(Bloomberg) -- Diving deeper into the world of competitive video-game action, GameStop Corp. acquired naming rights to a new training facility being built on the grounds of the Dallas Cowboys headquarters.
The 11,000-square-foot GameStop Performance Center will include a public area where fans can watch matches, as well as a studio and training facility for CompLexity Gaming’s players. CompLexity Gaming, majority-owned by the Dallas Cowboys’ Jerry Jones and real estate investor John Goff, fields teams playing Fortnite and other titles. Financial terms weren’t given.
CompLexity’s players will be able to eat breakfast and lunch five days a week right next to the Cowboys. “This is a big step toward the growth of esports,” said Jason Lake, chief executive officer of CompLexity. “When you get this kind of support it helps legitimize everything we’ve been doing for years.”
The deal ties GameStop, the world’s largest independent video-game retailer, to the world’s most valuable sports franchise, the source of most of Jones’s $6 billion net worth. Ford Motor Co. is the naming-rights sponsor of the Cowboys’ practice field at the headquarters complex, in Frisco, Texas.
The esports industry, supported by fans who watch professional gamers compete online and in arenas, is expected to top $1 billion in revenue this year, according to researcher Newzoo. Companies from AT&T Inc. to HP Inc. have sponsored events, which are popular among younger audiences who may not watch traditional sports.

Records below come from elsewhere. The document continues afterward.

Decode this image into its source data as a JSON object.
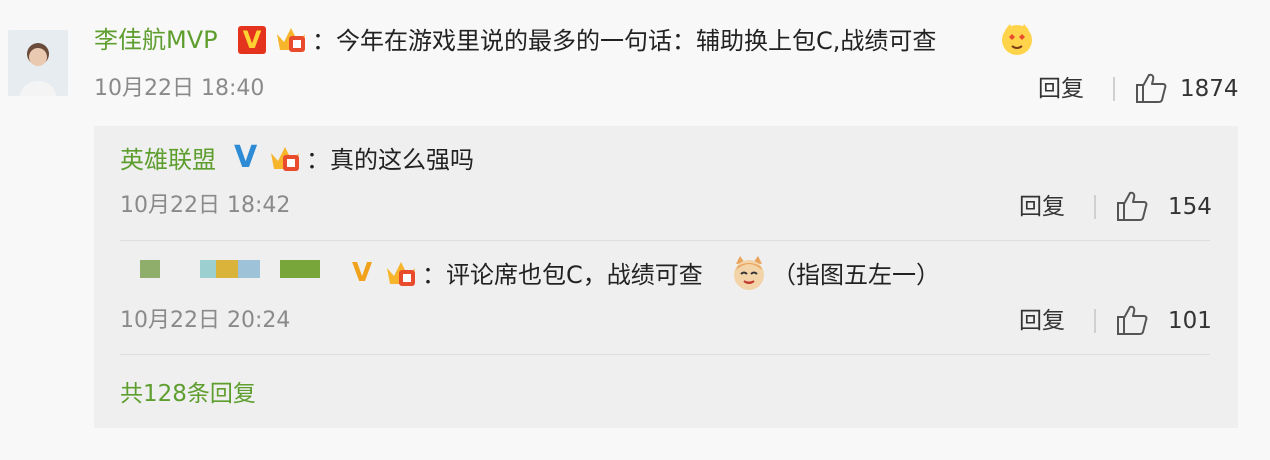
{
  "comment": {
    "author": "李佳航MVP",
    "text": "：今年在游戏里说的最多的一句话：辅助换上包C,战绩可查",
    "time": "10月22日 18:40",
    "reply_label": "回复",
    "likes": "1874"
  },
  "replies": [
    {
      "author": "英雄联盟",
      "text": "：真的这么强吗",
      "time": "10月22日 18:42",
      "reply_label": "回复",
      "likes": "154"
    },
    {
      "author": "",
      "text": "：评论席也包C，战绩可查",
      "text_after": "（指图五左一）",
      "time": "10月22日 20:24",
      "reply_label": "回复",
      "likes": "101"
    }
  ],
  "more_replies": "共128条回复",
  "badges": {
    "v_red": "V",
    "v_blue": "V",
    "v_gold": "V"
  },
  "colors": {
    "username": "#5e9e2e",
    "verified_red": "#e5341d",
    "verified_blue": "#2e8bd6",
    "verified_gold": "#f0a21c"
  },
  "icons": [
    "avatar",
    "verified-icon",
    "crown-member-icon",
    "emoji-icon",
    "thumbs-up-icon",
    "cat-emoji-icon"
  ]
}
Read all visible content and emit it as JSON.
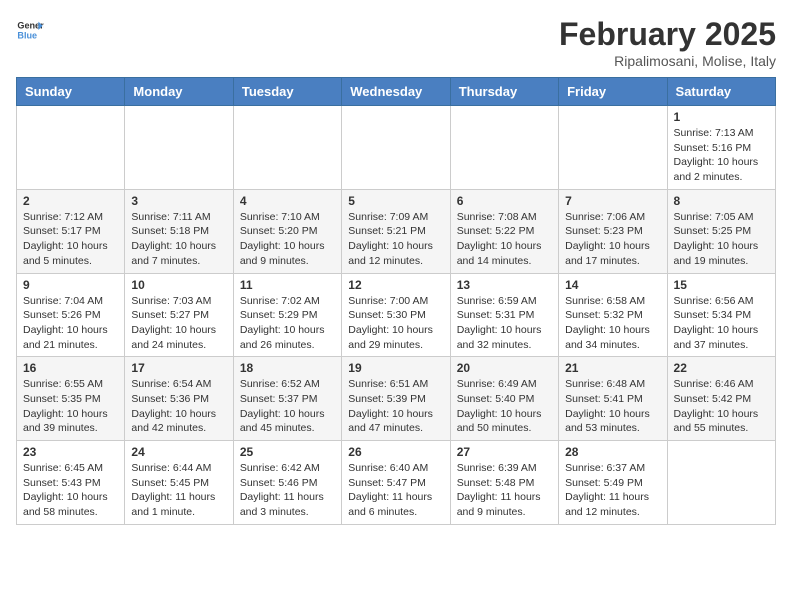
{
  "header": {
    "logo_line1": "General",
    "logo_line2": "Blue",
    "title": "February 2025",
    "subtitle": "Ripalimosani, Molise, Italy"
  },
  "days_of_week": [
    "Sunday",
    "Monday",
    "Tuesday",
    "Wednesday",
    "Thursday",
    "Friday",
    "Saturday"
  ],
  "weeks": [
    [
      {
        "day": "",
        "info": ""
      },
      {
        "day": "",
        "info": ""
      },
      {
        "day": "",
        "info": ""
      },
      {
        "day": "",
        "info": ""
      },
      {
        "day": "",
        "info": ""
      },
      {
        "day": "",
        "info": ""
      },
      {
        "day": "1",
        "info": "Sunrise: 7:13 AM\nSunset: 5:16 PM\nDaylight: 10 hours and 2 minutes."
      }
    ],
    [
      {
        "day": "2",
        "info": "Sunrise: 7:12 AM\nSunset: 5:17 PM\nDaylight: 10 hours and 5 minutes."
      },
      {
        "day": "3",
        "info": "Sunrise: 7:11 AM\nSunset: 5:18 PM\nDaylight: 10 hours and 7 minutes."
      },
      {
        "day": "4",
        "info": "Sunrise: 7:10 AM\nSunset: 5:20 PM\nDaylight: 10 hours and 9 minutes."
      },
      {
        "day": "5",
        "info": "Sunrise: 7:09 AM\nSunset: 5:21 PM\nDaylight: 10 hours and 12 minutes."
      },
      {
        "day": "6",
        "info": "Sunrise: 7:08 AM\nSunset: 5:22 PM\nDaylight: 10 hours and 14 minutes."
      },
      {
        "day": "7",
        "info": "Sunrise: 7:06 AM\nSunset: 5:23 PM\nDaylight: 10 hours and 17 minutes."
      },
      {
        "day": "8",
        "info": "Sunrise: 7:05 AM\nSunset: 5:25 PM\nDaylight: 10 hours and 19 minutes."
      }
    ],
    [
      {
        "day": "9",
        "info": "Sunrise: 7:04 AM\nSunset: 5:26 PM\nDaylight: 10 hours and 21 minutes."
      },
      {
        "day": "10",
        "info": "Sunrise: 7:03 AM\nSunset: 5:27 PM\nDaylight: 10 hours and 24 minutes."
      },
      {
        "day": "11",
        "info": "Sunrise: 7:02 AM\nSunset: 5:29 PM\nDaylight: 10 hours and 26 minutes."
      },
      {
        "day": "12",
        "info": "Sunrise: 7:00 AM\nSunset: 5:30 PM\nDaylight: 10 hours and 29 minutes."
      },
      {
        "day": "13",
        "info": "Sunrise: 6:59 AM\nSunset: 5:31 PM\nDaylight: 10 hours and 32 minutes."
      },
      {
        "day": "14",
        "info": "Sunrise: 6:58 AM\nSunset: 5:32 PM\nDaylight: 10 hours and 34 minutes."
      },
      {
        "day": "15",
        "info": "Sunrise: 6:56 AM\nSunset: 5:34 PM\nDaylight: 10 hours and 37 minutes."
      }
    ],
    [
      {
        "day": "16",
        "info": "Sunrise: 6:55 AM\nSunset: 5:35 PM\nDaylight: 10 hours and 39 minutes."
      },
      {
        "day": "17",
        "info": "Sunrise: 6:54 AM\nSunset: 5:36 PM\nDaylight: 10 hours and 42 minutes."
      },
      {
        "day": "18",
        "info": "Sunrise: 6:52 AM\nSunset: 5:37 PM\nDaylight: 10 hours and 45 minutes."
      },
      {
        "day": "19",
        "info": "Sunrise: 6:51 AM\nSunset: 5:39 PM\nDaylight: 10 hours and 47 minutes."
      },
      {
        "day": "20",
        "info": "Sunrise: 6:49 AM\nSunset: 5:40 PM\nDaylight: 10 hours and 50 minutes."
      },
      {
        "day": "21",
        "info": "Sunrise: 6:48 AM\nSunset: 5:41 PM\nDaylight: 10 hours and 53 minutes."
      },
      {
        "day": "22",
        "info": "Sunrise: 6:46 AM\nSunset: 5:42 PM\nDaylight: 10 hours and 55 minutes."
      }
    ],
    [
      {
        "day": "23",
        "info": "Sunrise: 6:45 AM\nSunset: 5:43 PM\nDaylight: 10 hours and 58 minutes."
      },
      {
        "day": "24",
        "info": "Sunrise: 6:44 AM\nSunset: 5:45 PM\nDaylight: 11 hours and 1 minute."
      },
      {
        "day": "25",
        "info": "Sunrise: 6:42 AM\nSunset: 5:46 PM\nDaylight: 11 hours and 3 minutes."
      },
      {
        "day": "26",
        "info": "Sunrise: 6:40 AM\nSunset: 5:47 PM\nDaylight: 11 hours and 6 minutes."
      },
      {
        "day": "27",
        "info": "Sunrise: 6:39 AM\nSunset: 5:48 PM\nDaylight: 11 hours and 9 minutes."
      },
      {
        "day": "28",
        "info": "Sunrise: 6:37 AM\nSunset: 5:49 PM\nDaylight: 11 hours and 12 minutes."
      },
      {
        "day": "",
        "info": ""
      }
    ]
  ]
}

GameStop has been looking for new ways to connect with customers who increasingly skip brick-and-mortar stores and buy games online. The Grapevine, Texas-based company sponsored some events last year, including an autograph signing by the Dallas Fuel, an Overwatch League team, that drew hundreds of fans.
“That was a toe in the water,” said Frank Hamlin, GameStop’s chief marketing officer. “Now we’re all in.”
GameStop has also established relationships with Infinite Esports and Envy Gaming, two esports team owners, as well as Matcherino and the Collegiate Starleague, which sponsor esports tournaments. The deals will include appearances by athletes, gaming clinics and tournament-watching parties, often in GameStop stores.